We want to be great. We want to do better. We want to be that unshakable person we all so very much revere. The person that isn’t rattled by even the heaviest of conflict. Perpetuating a gratitude so strong, it chokes out every ounce of negativity.
How the hell do they do that?
Quite simply, they’ve developed the elusive trait of emotional elasticity.
This is a variance from emotional intelligence or even emotional stability for that matter. Emotional elasticity has to do with one’s ability to stretch the space which contains the feelings that burn like deadwood. Or beauty. Or truth.
Those in possession of emotional elasticity have a heightened perspective. Cognizant of all things but attached to none of them. They understand they cannot stop the waves, but they can certainly learn to surf.

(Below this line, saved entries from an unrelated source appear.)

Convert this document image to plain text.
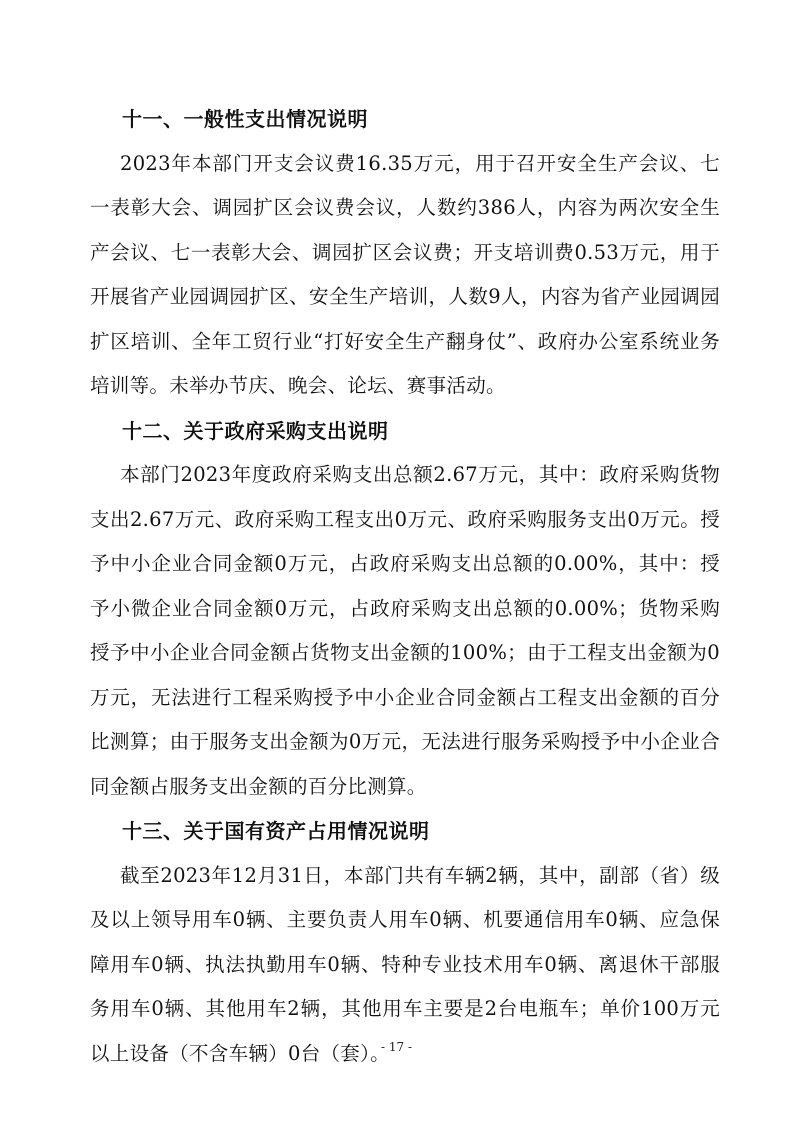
十一、一般性支出情况说明

2023年本部门开支会议费16.35万元，用于召开安全生产会议、七一表彰大会、调园扩区会议费会议，人数约386人，内容为两次安全生产会议、七一表彰大会、调园扩区会议费；开支培训费0.53万元，用于开展省产业园调园扩区、安全生产培训，人数9人，内容为省产业园调园扩区培训、全年工贸行业“打好安全生产翻身仗”、政府办公室系统业务培训等。未举办节庆、晚会、论坛、赛事活动。

十二、关于政府采购支出说明

本部门2023年度政府采购支出总额2.67万元，其中：政府采购货物支出2.67万元、政府采购工程支出0万元、政府采购服务支出0万元。授予中小企业合同金额0万元，占政府采购支出总额的0.00%，其中：授予小微企业合同金额0万元，占政府采购支出总额的0.00%；货物采购授予中小企业合同金额占货物支出金额的100%；由于工程支出金额为0万元，无法进行工程采购授予中小企业合同金额占工程支出金额的百分比测算；由于服务支出金额为0万元，无法进行服务采购授予中小企业合同金额占服务支出金额的百分比测算。

十三、关于国有资产占用情况说明

截至2023年12月31日，本部门共有车辆2辆，其中，副部（省）级及以上领导用车0辆、主要负责人用车0辆、机要通信用车0辆、应急保障用车0辆、执法执勤用车0辆、特种专业技术用车0辆、离退休干部服务用车0辆、其他用车2辆，其他用车主要是2台电瓶车；单价100万元以上设备（不含车辆）0台（套）。

- 17 -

Regardless of how far their emotions may expand, these irresistible people return to baseline in an instant. They immediately wrap their head around the impact of their feelings, understanding communication — both verbal and non-verbal — is a two-way street. These titans of the heart are truly a joy to be around. And you can be, too.
For the sake of elegant and clear expression, your internal representations are the images of your emotions. Your thoughts and feelings communicate a message, which is then painted into a picture of what’s happening or — most of the time — what isn’t.
As Will Smith explains so succinctly,
“Forget managing the situation. Manage your mind.”
The funny thing is, the recipe for this process isn’t but one ingredient.
Managing your mind begins and ends with distinction.
Like the timeless prayer goes,
“God grant me the serenity to accept the things I cannot change, the courage to change the things I can, and the wisdom to know the difference.”
The wisdom to know the difference. When we know the difference, the fear dissipates. When we know something, we place a ceiling on it. It’s contained. And therefore, we can move on with our lives. The unknown is no longer unknown.
Better than the place, is the ability to discern it.
In this case, better than a life with no emotions that challenge us is the ability to manage and grow from them.